Of course, to also prevent our hasRestrictedSegment code from getting hooked, you can use a combination of the confused-ahead execution mechanism (this article’s dynamic debugging – Defense mode 3: PTrace/SYSCTL optimized version – Ahead execution).

Again, it is not recommended to exit the application directly and leave no obvious traces of protection. Otherwise, attackers will not first suspect that they have not made a clear point, but will analyze this point.

Eat the melon link

Where did this protection come from? I don’t know if anyone still knows’ Nian Qian ‘, a reverse engineer of Alipay and an active senior in CSDN. She started to share reverse knowledge at the beginning of 2014. We are very grateful to those senior engineers who paved the way for us and let us stand on the shoulders of giants.

Protection method 2: Monitor environmental variables

DYLD_INSERT_LIBRARIES (ld_insert_libraries) Therefore, it is possible to detect whether there are any jailbroken mods, or jailbroken environments (since jailbroken environments already have Mobile Substrate mods by default).

// Jailbreak detection
char * dlname = getenv("DYLD_INSERT_LIBRARIES");
if (dlname) {
    NSLog("Jailbreak your phone, turn off some features");
}else{
    NSLog(@" Normal phone!");
}
Copy the code

Defense mode 3: Image List

This means of protection is in fact our dynamic debugging of other protection methods in the first. Use a whitelist to monitor the currently imported third-party libraries in your project and look for unknown library injections.
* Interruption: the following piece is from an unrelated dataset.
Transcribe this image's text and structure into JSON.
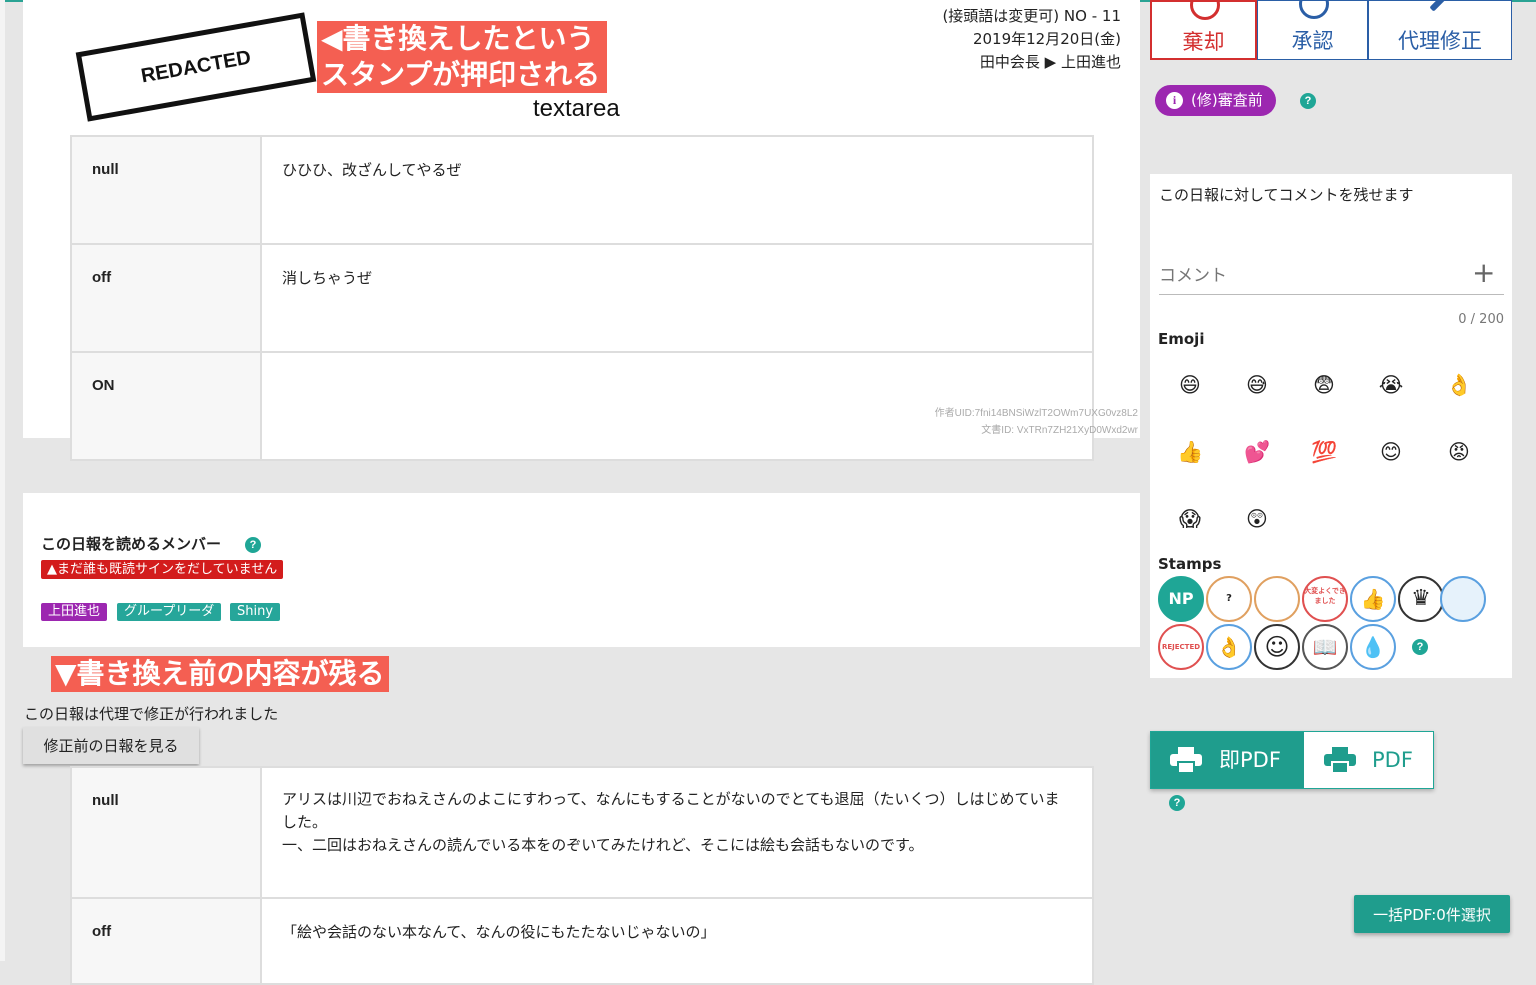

Dyld insert_libraries is a dynamic library injection that is loaded dynamically by dyLD without modifying the binary itself.
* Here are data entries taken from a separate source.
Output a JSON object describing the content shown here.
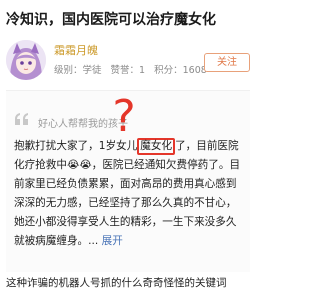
{
  "article": {
    "title": "冷知识，国内医院可以治疗魔女化"
  },
  "author": {
    "name": "霜霜月魄",
    "grade": "级别：学徒",
    "likes": "赞誉：1",
    "points": "积分：1608",
    "follow_label": "关注"
  },
  "post_image": {
    "poster": "好心人帮帮我的孩子",
    "question_mark": "?",
    "text_before": "抱歉打扰大家了，1岁女儿",
    "highlight": "魔女化",
    "text_after": "了，目前医院化疗抢救中😭😭，医院已经通知欠费停药了。目前家里已经负债累累，面对高昂的费用真心感到深深的无力感，已经坚持了那么久真的不甘心，她还小都没得享受人生的精彩，一生下来没多久就被病魔缠身。",
    "expand_label": "展开"
  },
  "footer": {
    "text": "这种诈骗的机器人号抓的什么奇奇怪怪的关键词"
  },
  "colors": {
    "author_name": "#cc9a2a",
    "follow": "#e07848",
    "highlight_box": "#e4362a",
    "expand": "#4a74b7",
    "question_mark": "#e4362a"
  }
}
We can also use the following:

conclusion

Protection tips:

  • A single means of protection is often not enough to ensure safety, and the combination of multiple means of protection can play a better effect.
  • Do not leave visible traces of the guard code, especially inUILayers (e.g. flashbacks, bounces, etc.).
  • There is no absolute security of protection, increase the attacker’s search and analysis costs can achieve the purpose of protection.
  • If you don’t know how to attack, you can’t defend.